Question

The goalkeeper of the USA ice hockey National Team, Jonathan Quick, saved 91.6% of shots during his entire career in the NHL. Estimate the probability that he let through more than 2 goals if the opposite team made 60 shots on goal.

Answer 1

88.93% probability that he let through more than 2 goals if the opposite team made 60 shots on goal.

Explanation:

For each shot, there are only two possible outcomes. Either he lets it through, or he does not.
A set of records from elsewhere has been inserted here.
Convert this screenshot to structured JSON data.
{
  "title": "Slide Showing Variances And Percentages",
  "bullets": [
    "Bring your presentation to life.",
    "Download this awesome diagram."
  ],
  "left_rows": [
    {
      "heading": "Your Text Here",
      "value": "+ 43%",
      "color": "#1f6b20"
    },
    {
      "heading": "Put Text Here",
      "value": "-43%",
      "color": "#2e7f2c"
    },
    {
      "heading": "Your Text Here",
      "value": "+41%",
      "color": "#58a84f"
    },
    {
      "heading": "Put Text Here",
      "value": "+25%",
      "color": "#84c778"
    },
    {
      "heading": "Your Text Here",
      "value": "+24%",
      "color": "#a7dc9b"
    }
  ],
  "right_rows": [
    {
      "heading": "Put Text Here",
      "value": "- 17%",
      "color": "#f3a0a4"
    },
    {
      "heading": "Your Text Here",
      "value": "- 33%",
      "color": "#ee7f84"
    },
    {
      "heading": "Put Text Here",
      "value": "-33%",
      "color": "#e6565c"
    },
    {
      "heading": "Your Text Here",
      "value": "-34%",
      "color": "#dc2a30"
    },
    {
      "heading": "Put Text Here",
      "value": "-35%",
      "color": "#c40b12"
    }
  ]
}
Shots are independent. So we use the binomial probability distribution to solve this question.

Binomial probability distribution

The binomial probability is the probability of exactly x successes on n repeated trials, and X can only have two outcomes.

`P(X = x) = C_(n,x).p^(x).(1-p)^(n-x)`

In which
`C_(n,x)` is the number of different combinations of x objects from a set of n elements, given by the following formula.

`C_(n,x) = (n!)/(x!(n-x)!)`

And p is the probability of X happening.

The goalkeeper of the USA ice hockey National Team, Jonathan Quick, saved 91.6% of shots during his entire career in the NHL.

So he let in a goal in 100 - 91.6 = 8.4% of the shots, so
`p = 0.084`

60 shots:

This means that
`n = 60`

Estimate the probability that he let through more than 2 goals if the opposite team made 60 shots on goal.

Either he lets two or less goals, or he lets more than 2. The sum of the probabilities of these outcomes is 1. So

`P(X \leq 2) + P(X > 2) = 1`

We want
`P(X > 2)`.

Then

`P(X > 2) = 1 - P(X \leq 2)`

In which

`P(X \leq 2) = P(X = 0) + P(X = 1) + P(X = 2)`

`P(X = x) = C_(n,x).p^(x).(1-p)^(n-x)`

`P(X = 0) = C_(60,0).(0.084)^(0).(0.916)^(60) = 0.0052`

`P(X = 1) = C_(60,1).(0.084)^(1).(0.916)^(59) = 0.0285`

`P(X = 2) = C_(60,2).(0.084)^(2).(0.916)^(58) = 0.0770`

`P(X \leq 2) = P(X = 0) + P(X = 1) + P(X = 2) = 0.0052 + 0.0285 + 0.0770 = 0.1107`

`P(X > 2) = 1 - P(X \leq 2) = 1 - 0.1107 = 0.8893`

88.93% probability that he let through more than 2 goals if the opposite team made 60 shots on goal.